Gordon’s recipe for the dish is also a favourite of host of the Late Late Show, James Corden. He says, ‘I do a mean beef Wellington. Gordon Ramsay's is a phenomenal recipe…the secret is to wrap it in Parma ham before wrapping in pastry. I'm so pro smuggling more meat in’.
Like Gordon & James, we all love diving into the flaky puff pastry, delicious duxcelle, and (of course) the tender sirloin – but we weren’t too sure about where it originated, or which bright spark first decided to wrap beef in pastry (whoever it was, we owe them!) After some Wellington-related research, we’ve discovered a few theories about the infamously tasty dish.
The Duke of Wellington
It is generally agreed that the dish was created in celebration of the first Duke of Wellington, Arthur Wellesley, and his victory at the Battle of Waterloo on June 18 1815. The Duke was given his title after defeating Napoleon Bonaparte the year before, and not long after he became Prime Minister. Such an iconic character needed immortalising, so (naturally) they named a pastry ensconced beef dish after him.

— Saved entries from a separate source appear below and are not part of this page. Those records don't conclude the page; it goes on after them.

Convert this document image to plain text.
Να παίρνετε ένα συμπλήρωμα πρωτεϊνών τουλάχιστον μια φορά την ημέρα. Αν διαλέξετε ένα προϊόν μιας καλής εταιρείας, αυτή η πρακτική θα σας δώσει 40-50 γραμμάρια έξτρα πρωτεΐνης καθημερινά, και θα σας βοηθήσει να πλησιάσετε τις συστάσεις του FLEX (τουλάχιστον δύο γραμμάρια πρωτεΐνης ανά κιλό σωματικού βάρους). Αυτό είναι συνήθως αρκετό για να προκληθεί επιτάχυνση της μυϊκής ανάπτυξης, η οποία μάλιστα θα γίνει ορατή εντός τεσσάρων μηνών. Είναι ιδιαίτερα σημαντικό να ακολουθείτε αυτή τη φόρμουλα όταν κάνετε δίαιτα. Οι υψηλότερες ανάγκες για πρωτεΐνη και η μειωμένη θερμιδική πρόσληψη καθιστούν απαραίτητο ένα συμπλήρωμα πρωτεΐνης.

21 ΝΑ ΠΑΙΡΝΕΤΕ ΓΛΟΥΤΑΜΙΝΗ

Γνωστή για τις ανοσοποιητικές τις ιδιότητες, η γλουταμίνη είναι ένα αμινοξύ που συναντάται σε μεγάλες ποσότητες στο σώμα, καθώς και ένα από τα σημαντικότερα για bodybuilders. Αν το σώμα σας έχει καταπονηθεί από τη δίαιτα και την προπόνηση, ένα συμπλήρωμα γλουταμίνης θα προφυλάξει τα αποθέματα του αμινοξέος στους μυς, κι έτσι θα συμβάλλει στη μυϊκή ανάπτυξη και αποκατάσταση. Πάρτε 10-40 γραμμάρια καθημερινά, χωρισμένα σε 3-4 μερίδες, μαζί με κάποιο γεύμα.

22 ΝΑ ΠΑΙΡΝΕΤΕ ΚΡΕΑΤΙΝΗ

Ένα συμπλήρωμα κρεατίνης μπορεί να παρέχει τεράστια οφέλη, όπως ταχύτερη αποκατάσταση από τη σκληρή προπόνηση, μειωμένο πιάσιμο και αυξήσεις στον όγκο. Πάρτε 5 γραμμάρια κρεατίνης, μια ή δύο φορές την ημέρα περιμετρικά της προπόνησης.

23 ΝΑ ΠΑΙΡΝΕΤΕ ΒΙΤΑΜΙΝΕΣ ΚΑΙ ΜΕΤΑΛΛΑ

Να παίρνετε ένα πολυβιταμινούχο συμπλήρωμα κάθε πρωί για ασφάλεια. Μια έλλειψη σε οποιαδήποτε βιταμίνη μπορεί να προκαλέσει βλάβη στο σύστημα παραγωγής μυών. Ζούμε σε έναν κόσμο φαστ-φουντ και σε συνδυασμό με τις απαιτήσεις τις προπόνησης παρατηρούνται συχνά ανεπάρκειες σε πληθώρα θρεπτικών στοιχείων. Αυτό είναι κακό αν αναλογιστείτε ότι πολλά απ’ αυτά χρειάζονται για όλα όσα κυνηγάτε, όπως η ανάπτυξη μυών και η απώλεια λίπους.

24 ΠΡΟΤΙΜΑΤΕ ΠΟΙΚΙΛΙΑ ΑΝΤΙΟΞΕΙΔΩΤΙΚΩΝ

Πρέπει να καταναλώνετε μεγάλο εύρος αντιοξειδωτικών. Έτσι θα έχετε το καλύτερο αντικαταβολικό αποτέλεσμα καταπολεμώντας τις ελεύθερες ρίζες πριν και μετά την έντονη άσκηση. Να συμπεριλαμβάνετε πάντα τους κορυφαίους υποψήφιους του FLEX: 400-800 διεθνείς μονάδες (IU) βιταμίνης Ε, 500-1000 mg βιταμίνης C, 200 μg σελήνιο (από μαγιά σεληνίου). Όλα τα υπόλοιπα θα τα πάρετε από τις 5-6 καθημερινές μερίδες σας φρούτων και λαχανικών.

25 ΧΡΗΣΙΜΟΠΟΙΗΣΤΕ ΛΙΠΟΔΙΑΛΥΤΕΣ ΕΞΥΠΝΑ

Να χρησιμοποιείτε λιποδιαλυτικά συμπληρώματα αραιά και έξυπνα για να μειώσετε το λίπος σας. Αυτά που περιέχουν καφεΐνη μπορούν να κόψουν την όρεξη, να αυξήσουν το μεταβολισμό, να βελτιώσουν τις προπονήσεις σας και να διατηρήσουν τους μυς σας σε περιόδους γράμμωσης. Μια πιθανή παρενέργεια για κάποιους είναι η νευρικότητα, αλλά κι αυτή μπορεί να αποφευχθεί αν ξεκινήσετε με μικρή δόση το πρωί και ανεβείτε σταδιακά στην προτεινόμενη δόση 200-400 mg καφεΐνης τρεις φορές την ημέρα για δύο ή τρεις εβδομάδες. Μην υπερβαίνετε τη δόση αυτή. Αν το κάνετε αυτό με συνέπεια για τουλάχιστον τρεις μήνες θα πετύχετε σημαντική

Wrapping meat in pastry has been a favoured culinary technique in many countries for many centuries- The Greeks were the first to wrap a flour and water paste around their meat to seal it before cooking, and the Cornish Pasty (the stalwart of miners’ lunchboxes) has been around since the 14th Century. However, the Beef Wellington most closely resembles the French filet de boeuf en croute and may well have been renamed the Beef Wellington after the Battle of Waterloo – rather than being a dish specifically created for the Duke of Wellington.

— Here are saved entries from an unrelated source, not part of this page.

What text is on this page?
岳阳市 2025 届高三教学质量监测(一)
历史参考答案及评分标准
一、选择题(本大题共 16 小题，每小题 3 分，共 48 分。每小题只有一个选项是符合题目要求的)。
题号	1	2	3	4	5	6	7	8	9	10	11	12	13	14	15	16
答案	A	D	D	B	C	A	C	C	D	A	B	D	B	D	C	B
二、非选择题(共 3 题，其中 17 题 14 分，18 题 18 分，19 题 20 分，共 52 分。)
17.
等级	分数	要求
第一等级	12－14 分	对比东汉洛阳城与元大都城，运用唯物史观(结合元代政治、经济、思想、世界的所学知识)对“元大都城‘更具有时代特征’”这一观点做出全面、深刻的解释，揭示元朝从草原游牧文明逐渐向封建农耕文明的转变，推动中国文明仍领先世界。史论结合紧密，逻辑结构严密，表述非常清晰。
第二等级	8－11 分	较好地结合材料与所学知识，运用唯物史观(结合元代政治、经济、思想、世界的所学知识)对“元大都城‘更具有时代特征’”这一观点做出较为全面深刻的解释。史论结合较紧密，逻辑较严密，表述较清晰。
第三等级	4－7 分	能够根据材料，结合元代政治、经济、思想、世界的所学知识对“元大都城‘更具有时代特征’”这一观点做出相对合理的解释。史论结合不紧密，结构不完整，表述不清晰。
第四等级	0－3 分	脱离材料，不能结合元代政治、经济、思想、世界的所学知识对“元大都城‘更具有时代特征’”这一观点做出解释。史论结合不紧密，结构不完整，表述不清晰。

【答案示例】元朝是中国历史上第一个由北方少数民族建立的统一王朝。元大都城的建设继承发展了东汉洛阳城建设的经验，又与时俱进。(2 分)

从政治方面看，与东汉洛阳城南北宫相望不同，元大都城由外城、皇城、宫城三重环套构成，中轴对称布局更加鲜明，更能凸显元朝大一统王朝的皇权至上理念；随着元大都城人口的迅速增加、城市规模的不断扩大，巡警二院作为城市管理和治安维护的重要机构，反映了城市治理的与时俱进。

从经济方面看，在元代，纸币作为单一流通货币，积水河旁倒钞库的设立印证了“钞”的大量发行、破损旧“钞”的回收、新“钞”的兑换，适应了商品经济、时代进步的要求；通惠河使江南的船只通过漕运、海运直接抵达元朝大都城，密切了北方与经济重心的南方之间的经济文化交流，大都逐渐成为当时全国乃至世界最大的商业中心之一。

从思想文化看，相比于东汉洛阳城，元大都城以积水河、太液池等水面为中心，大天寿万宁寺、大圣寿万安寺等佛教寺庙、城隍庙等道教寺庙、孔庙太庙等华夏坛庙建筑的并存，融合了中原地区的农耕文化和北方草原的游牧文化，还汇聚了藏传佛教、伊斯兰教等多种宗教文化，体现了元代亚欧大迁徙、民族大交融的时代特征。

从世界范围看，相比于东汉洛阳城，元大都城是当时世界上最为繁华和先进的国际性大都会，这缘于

Some of the most popular theories for why the dish was named the Wellington, after the Duke of Wellington are:
1) Arthur Wellesley wasn’t fussed about what he ate and let his chef create whatever he liked – his chef liked creating Wellingtons.
2) The finished dish looks a bit like a Wellington Boot, hence the name.

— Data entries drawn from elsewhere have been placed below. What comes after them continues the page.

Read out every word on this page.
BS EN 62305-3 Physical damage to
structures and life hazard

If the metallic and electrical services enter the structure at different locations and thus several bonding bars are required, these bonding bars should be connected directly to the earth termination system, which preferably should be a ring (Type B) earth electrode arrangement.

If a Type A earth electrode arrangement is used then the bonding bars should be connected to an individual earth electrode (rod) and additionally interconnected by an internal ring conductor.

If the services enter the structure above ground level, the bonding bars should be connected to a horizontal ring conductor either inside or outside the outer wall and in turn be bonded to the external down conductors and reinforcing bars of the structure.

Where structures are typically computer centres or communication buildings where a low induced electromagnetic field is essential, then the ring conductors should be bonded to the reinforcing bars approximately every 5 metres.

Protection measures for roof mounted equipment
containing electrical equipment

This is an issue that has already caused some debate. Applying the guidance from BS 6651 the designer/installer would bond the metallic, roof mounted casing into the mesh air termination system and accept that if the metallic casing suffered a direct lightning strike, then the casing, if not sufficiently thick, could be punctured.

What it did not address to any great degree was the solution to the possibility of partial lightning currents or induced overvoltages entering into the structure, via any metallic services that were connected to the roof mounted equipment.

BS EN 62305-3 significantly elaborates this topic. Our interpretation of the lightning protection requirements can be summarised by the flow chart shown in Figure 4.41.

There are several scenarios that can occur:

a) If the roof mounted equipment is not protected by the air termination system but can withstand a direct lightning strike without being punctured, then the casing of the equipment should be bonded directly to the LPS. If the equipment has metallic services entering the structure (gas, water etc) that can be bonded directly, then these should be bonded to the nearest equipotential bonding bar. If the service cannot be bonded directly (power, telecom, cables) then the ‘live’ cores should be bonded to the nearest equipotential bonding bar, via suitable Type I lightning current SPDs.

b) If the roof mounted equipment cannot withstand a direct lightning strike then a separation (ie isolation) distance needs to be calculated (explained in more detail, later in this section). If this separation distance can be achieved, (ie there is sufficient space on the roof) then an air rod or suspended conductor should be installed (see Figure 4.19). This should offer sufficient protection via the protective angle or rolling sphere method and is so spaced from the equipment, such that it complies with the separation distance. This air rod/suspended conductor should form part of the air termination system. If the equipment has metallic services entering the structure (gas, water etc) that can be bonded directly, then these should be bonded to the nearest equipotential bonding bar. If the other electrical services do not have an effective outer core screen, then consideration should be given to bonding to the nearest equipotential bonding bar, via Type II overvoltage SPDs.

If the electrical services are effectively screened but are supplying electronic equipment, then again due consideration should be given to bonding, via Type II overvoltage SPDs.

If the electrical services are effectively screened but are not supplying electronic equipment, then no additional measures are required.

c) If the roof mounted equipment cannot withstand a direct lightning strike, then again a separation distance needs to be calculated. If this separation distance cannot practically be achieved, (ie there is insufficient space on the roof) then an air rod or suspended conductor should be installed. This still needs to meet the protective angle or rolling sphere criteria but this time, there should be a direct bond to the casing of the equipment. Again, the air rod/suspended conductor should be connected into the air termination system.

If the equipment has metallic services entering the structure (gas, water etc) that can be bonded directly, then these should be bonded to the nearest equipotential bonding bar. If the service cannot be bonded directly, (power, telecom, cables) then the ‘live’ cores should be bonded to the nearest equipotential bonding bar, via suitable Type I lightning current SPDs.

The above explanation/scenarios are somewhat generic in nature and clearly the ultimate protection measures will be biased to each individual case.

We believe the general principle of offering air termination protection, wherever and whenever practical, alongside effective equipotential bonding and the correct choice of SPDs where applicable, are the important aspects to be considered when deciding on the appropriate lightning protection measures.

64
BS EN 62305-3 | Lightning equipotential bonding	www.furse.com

3) The dish is French but was re-named during the wars with France.
Wellingtons Across the Pond
Whilst Wellingtons are extremely popular in Europe, they have also found fame in the United States. Beef Wellington was Richard Nixon’s favourite dish (it was included in the White House cookbook), and in 1965 the New York Times outlined the gold standard of the dish as a beef tenderloin cooked in a rich pastry crust and ‘embellished with pate de fois gras, truffles and cognac’. It’s even had a cameo on Mad Men.
Beef Wellington may even have a closer connection to America than to the UK. Many of the earliest references to ‘Beef Wellington’ come from the US, including 'Fillet of beef, a la Wellington' in the Los Angeles Times in 1903, and it appears in a 1939 guide to New York City restaurants 'Where to dine in '39'. In 1965, the TV programme hosted by Julia Child ‘The French Chef’ aired in the US and included a Filet of Beef Wellington’ – after this the dish’s popularity skyrocketed.
So, Where’s the Wellington From?
It appears that there’s no clear-cut answer about the true history of Beef Wellington and where the dish originated. Like many of the world’s best dishes, it takes inspiration from many different places and cultures and has developed organically into what it is today.
Gordon’s Top Tip: ‘the most important thing about a fillet of Beef Wellington, do not slice it thinly. Slice it about an inch thick.’